Thermal Properties of Current Sheet Plasmas in Solar Flares

TL;DR

This study investigates the thermal properties of plasma sheets in solar flares using EUV observations, revealing that these sheets are generally isothermal with steady temperatures, indicating balanced heating and cooling during reconnection.

Contribution

It provides new insights into the thermal structure of current sheets in solar flares, showing they are typically isothermal and steady, which supports a model of balanced heating and cooling processes.

Findings

Plasma sheets exhibit high, narrow temperature ranges, suggesting isothermal features.

Temperature remains constant at different heights in most cases, with one exception.

Sheet emissions decrease exponentially above the flare arcade, but thicknesses show no height dependence.

Abstract

The current sheet is an essential feature in solar flares and is the primary site for magnetic reconnetion and energy release.
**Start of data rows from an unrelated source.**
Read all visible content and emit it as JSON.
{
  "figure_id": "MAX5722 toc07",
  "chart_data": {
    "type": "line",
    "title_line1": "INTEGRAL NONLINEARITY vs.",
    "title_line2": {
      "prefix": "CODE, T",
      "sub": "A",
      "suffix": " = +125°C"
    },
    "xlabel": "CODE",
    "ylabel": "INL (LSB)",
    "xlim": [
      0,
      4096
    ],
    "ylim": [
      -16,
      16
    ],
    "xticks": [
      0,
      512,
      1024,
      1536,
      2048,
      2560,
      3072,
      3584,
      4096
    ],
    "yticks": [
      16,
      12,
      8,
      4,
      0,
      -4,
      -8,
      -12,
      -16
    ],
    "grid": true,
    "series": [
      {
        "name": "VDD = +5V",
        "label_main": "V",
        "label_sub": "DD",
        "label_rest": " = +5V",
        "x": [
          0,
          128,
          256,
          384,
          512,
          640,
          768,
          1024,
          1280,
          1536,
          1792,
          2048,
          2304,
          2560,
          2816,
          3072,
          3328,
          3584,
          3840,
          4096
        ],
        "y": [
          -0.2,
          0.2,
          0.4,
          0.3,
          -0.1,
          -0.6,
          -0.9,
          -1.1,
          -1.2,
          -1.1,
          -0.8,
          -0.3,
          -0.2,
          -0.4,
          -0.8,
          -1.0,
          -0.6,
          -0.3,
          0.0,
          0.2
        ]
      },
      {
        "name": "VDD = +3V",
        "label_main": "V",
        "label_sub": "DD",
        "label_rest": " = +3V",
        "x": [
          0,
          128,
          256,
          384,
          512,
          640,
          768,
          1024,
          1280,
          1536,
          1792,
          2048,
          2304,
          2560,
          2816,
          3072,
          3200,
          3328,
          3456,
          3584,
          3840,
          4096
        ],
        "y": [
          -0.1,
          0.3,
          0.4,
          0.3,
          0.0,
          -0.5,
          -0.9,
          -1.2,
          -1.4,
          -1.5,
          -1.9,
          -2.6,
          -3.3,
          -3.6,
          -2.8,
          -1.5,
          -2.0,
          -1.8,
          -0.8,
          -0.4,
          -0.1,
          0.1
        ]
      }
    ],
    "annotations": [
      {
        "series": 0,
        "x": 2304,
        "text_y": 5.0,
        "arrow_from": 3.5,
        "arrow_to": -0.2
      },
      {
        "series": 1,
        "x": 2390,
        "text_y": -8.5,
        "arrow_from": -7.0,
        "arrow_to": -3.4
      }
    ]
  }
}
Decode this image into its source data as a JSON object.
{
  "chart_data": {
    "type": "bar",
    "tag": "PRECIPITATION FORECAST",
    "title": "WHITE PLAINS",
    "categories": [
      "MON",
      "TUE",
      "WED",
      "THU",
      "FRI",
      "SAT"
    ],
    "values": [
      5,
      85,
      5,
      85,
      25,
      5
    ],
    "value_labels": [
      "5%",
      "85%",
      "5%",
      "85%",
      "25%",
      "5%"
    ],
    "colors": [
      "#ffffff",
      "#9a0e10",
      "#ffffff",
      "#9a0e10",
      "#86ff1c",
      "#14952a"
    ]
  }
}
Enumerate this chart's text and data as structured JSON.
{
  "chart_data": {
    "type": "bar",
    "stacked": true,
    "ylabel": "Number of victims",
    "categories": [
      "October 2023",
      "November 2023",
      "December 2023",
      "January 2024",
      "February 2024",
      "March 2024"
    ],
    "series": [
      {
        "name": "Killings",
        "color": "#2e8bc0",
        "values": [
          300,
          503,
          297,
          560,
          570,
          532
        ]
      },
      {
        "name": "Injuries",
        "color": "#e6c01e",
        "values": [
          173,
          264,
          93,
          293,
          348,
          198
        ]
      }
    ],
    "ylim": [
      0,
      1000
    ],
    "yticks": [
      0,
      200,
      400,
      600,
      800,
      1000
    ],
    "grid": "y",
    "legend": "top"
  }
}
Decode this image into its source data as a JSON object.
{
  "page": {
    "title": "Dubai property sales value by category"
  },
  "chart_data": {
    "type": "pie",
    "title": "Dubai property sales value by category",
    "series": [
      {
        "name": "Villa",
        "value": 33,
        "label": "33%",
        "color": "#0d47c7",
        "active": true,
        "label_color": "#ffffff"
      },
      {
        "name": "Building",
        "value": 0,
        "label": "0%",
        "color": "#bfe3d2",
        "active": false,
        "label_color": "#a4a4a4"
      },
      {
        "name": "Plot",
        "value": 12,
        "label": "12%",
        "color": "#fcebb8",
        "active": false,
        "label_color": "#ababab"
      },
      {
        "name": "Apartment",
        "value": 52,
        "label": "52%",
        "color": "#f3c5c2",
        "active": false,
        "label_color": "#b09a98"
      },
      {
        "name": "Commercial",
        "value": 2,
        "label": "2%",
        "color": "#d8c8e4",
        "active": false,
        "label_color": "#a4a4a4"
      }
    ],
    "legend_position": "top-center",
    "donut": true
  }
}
Imaging observations feature a long linear structure above the candle-flame-shaped flare loops, which resembles the standard flare model with the current sheet viewed edge-on. We investigate the thermal properties of plasmas surrounding the linear sheet during flares, using EUV observations from the Atmospheric Imaging Assembly (AIA) onboard the Solar Dynamics Observatory (SDO). The differential emission measure (DEM) analyses show evidence of high temperatures in the plasma sheets (PSs), containing hot emissions from only a narrow temperature range, suggestive of an isothermal feature. The sheet's temperature remains constant at different heights above the flare arcade, peaking at around logT=7.0-7.1; while the well-studied 2017 September 10 X8.2 flare exhibits as an exception in that the temperature decreases with an increasing height and peaks higher (logT=7.25) during the gradual phase. Most PS cases also hold similar emission measures and thicknesses; while the PS's emissions drop exponentially above the flare arcade, the sheet thicknesses show no significant height association as for all the measurements. The characteristics of isothermal and steady temperature suggests balanced heating and cooling processes along the current sheet, particularly additional heating may exist to compensate for the conductive and radiative cooling away from the reconenction site. Our results suggest a steady and uniform sheet structure in the macroscopic scale that results from flare reconnection.